Why can't we compute the lexicographically-least word of a given length on which a given TM halts?

Question

I had this question in my exam. but my answer is wrong(I didn't receive explanations why...) $$f(\langle M\rangle,1^n)=\left \{ \texttt{the lexicographically smallest } x\in\left \{ 0,1 \right \}^n \cap L(M) \texttt{ if } n>100\texttt{ and }L(M)\cap \left \{ 0,1 \right \}^n \neq\varnothing \texttt{, otherwise undefined}\right \}$$

I answered it is computable.
for input $(\langle M\rangle,1^{n})$ when $n \geq101$
I run the machine on all possible inputs in $\Sigma^{n}$ and output the first result when conditions are
met.

I was wrong and apparently the language is not computable. what did I miss?

Answer 1

Since for a given $n$, there are only finitely many strings in $\Sigma^n$, saying "run $M$ on all words from $\Sigma^n$" does make sense. But we need to be somewhat careful about the details here.

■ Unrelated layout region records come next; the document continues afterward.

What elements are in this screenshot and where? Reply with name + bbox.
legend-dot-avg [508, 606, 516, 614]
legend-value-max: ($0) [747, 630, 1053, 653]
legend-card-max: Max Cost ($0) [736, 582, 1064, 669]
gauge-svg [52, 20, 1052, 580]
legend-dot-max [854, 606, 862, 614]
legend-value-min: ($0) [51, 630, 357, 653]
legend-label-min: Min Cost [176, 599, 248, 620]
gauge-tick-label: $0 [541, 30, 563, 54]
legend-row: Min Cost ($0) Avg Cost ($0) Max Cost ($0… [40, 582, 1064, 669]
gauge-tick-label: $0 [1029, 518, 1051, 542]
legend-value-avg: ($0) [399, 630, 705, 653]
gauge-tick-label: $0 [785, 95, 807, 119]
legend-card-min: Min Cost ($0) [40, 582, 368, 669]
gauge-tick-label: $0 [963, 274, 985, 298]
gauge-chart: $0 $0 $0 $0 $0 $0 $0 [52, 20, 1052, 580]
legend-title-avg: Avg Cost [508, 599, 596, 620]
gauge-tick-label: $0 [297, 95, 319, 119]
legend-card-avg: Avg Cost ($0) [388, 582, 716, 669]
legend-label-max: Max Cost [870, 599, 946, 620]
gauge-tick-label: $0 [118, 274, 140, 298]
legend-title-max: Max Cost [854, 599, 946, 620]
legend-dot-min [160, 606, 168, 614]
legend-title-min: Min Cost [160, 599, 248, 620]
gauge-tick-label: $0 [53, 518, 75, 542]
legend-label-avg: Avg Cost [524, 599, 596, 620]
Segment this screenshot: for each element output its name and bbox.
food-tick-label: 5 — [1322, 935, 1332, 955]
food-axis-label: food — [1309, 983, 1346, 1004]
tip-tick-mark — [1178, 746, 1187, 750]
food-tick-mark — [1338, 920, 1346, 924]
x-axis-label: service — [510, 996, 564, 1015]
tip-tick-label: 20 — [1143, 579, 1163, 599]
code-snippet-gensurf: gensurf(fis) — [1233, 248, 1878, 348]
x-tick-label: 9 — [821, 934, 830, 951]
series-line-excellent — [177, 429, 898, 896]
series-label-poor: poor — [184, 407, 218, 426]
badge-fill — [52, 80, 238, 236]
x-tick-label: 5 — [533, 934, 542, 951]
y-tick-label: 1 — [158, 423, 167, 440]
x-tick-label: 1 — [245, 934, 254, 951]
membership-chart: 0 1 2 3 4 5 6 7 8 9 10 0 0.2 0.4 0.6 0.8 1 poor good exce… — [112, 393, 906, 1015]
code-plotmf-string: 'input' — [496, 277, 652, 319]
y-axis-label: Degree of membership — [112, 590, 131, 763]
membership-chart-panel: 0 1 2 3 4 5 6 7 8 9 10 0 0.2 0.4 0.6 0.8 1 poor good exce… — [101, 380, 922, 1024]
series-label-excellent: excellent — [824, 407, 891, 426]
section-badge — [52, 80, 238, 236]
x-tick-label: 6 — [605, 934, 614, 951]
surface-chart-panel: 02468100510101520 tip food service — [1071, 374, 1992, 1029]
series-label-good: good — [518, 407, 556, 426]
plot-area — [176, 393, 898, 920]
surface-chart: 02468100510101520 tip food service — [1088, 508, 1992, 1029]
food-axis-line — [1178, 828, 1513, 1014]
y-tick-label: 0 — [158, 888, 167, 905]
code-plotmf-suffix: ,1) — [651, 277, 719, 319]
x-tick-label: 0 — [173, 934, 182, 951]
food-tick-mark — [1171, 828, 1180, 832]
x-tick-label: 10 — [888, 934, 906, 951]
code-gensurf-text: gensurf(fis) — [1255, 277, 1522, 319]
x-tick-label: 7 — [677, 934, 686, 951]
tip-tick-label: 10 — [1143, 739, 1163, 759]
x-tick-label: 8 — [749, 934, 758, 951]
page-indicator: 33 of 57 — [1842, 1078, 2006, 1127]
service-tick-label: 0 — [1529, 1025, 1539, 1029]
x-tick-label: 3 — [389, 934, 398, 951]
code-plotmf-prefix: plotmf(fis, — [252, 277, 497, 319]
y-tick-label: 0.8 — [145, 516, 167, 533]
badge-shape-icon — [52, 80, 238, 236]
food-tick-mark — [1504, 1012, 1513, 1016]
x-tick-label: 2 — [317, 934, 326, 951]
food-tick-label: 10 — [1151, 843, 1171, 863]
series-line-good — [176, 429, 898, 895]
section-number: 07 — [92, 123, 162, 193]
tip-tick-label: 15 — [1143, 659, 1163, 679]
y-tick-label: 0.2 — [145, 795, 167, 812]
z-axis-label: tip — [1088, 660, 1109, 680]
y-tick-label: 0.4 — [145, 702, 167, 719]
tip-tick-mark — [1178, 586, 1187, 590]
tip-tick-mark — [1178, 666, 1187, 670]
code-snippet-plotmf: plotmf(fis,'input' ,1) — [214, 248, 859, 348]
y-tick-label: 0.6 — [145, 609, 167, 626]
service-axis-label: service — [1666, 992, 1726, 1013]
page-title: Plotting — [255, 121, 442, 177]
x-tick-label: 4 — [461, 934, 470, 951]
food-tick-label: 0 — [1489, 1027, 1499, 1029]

1. We could run $M$ on all $w \in \Sigma^*$ in parallel. If we do that, then (assuming that $M$ halts on at least one of them, which we may do here), there is a first word for which we learn that $M$ halts on it. But "first" here refers to our particular simulation, and to how long $M$ takes on the various words. This will generally not be the lexicographically first word; so this is not doing the job.

2. We could run $M$ on the words $w \in \Sigma^*$ in lexicographic order. But now, if $M$ doesn't halt on $0^n$, we never proceed beyond this particular simulation.

To prove that the function is indeed non-computable, mirror the proof of Rice' theorem.

Answer 2

Consider this version of the halting problem: given $T$, decide whether $T(\varepsilon)$ halts (where $\varepsilon$ denotes the empty string).

Let $\overline{0}$ (resp. $\overline{1}$) be the string containing $101$ zeros (resp. ones) and suppose towards a contradiction that your function is computable. Then, given $T$ you can construct a Turing machine $M_T$ that behaves as follows on input $x$:

• If $x\neq \overline{0}$ then $M_T(x)$ accepts;
• Otherwise $M_T(x)$ simulates $T(\varepsilon)$, and when (if) $T(\epsilon)$ halts $M_T(x)$ accepts.

It is easy to see that $f(\langle M_T \rangle, \overline{1}) = \overline{0}$ if $T(\varepsilon)$ halts and $f(\langle M_T \rangle, \overline{1}) = \underbrace{00\dots0}_{100 \mbox{ times}}1$ if $T(\varepsilon)$ does not halt.

Since $f$ is computable by hypothesis, we can decide the halting problem by computing $f(\langle M_T \rangle, \overline{1})$ and accepting iff $f(\langle M_T \rangle, \overline{1}) = \overline{0}$. This is a contradiction.